Another Black Friday for the stock market as two key equity benchmarks, Sensex and Nifty, today plunged due to heavy selling pressure in index heavyweights after report suggested that MSCI has decided to use an adjustment factor of 0.5 while computing the weightage of the merged entity.


The S&P BSE Sensex tanked to a low of 61,002 towards the fag end of the trading session, while finally closed with a significant loss of 695 points at 61,054. On the other hand, the Nifty 50 lost 187 points at 18,069.


On the 30-share Sensex platform, HDFC and HDFC Bank, down up to 6 per cent each, followed by IndusInd Bank, Mahindra & Mahindra, Kotak Bank, Bajaj Finserv, and others. On the flipside, Titan, UltraCemco, Maruti, Nestle, ITC, Asian Paints, L&T emerged winners.






The overall breadth was negative, with more than 2,000 stocks declining on the BSE, as against 1,500 advancing shares.


In the broader markets, the BSE Midcap index was down 0.5 per cent while the Smallcap index slipped 0.4 per cent.


Among specific stocks, Manappuram Finance extended losses and shed another 10.8 per cent after the Enforcement Directorate froze Rs 143 crore worth of assets of the firm’s MD and CEO V P Nandakumar in an ongoing money laundering probe.


In the previous session on Thursday, the BSE benchmark ended 556 points stronger at calendar year’s high at 61,749. On the other hand, the NSE Nifty 50 touched a high of 18,267, before settling with a solid 166-point gain at 18,256.

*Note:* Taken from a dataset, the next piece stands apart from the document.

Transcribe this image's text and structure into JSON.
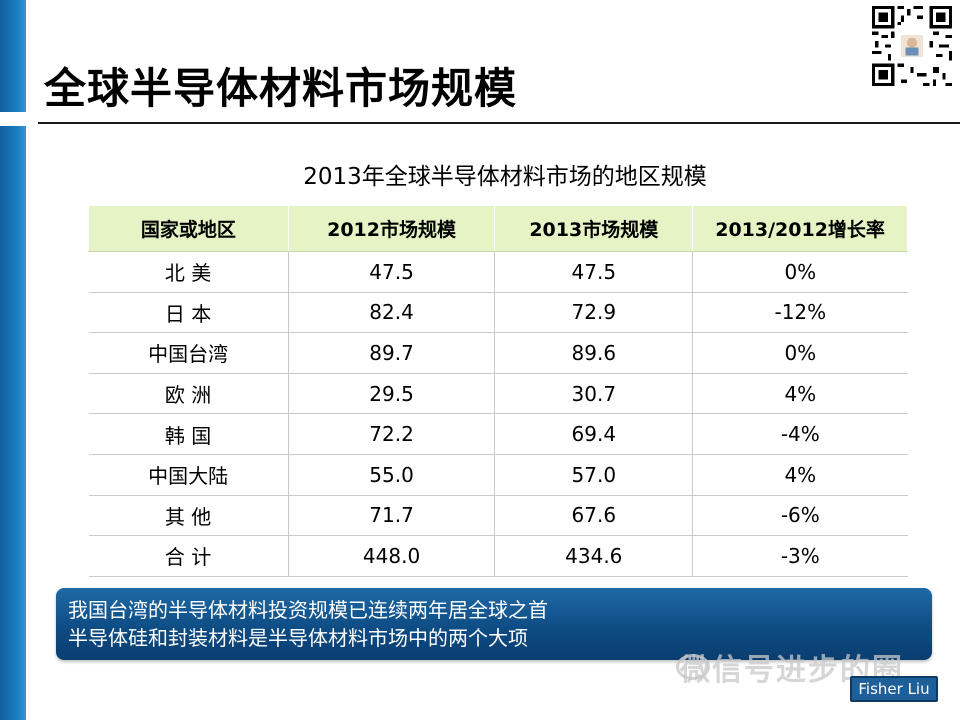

"The Indian market was dragged down by heavy selling in HDFC twins on fears of post-merger fund outflow. In addition, the cues from global peers were lacklustre as the ECB raised rates by 25 bps and signalled the need for further rate hikes. Wall Street has witnessed prolonged selling pressure due to apprehensions in the banking sector about the strength of regional banks," said Vinod Nair, Head of Research at Geojit Financial Services.


In Asian markets, Shanghai ended lower, while Hong Kong settled in the green. European equity markets were trading higher. The US markets ended lower on Thursday.


Foreign Institutional Investors (FIIs) were net buyers on Thursday also as they bought equities worth Rs 1,414.73 crore, according to exchange data.


Global oil benchmark Brent crude climbed 1.59 per cent to $73.65 per barrel.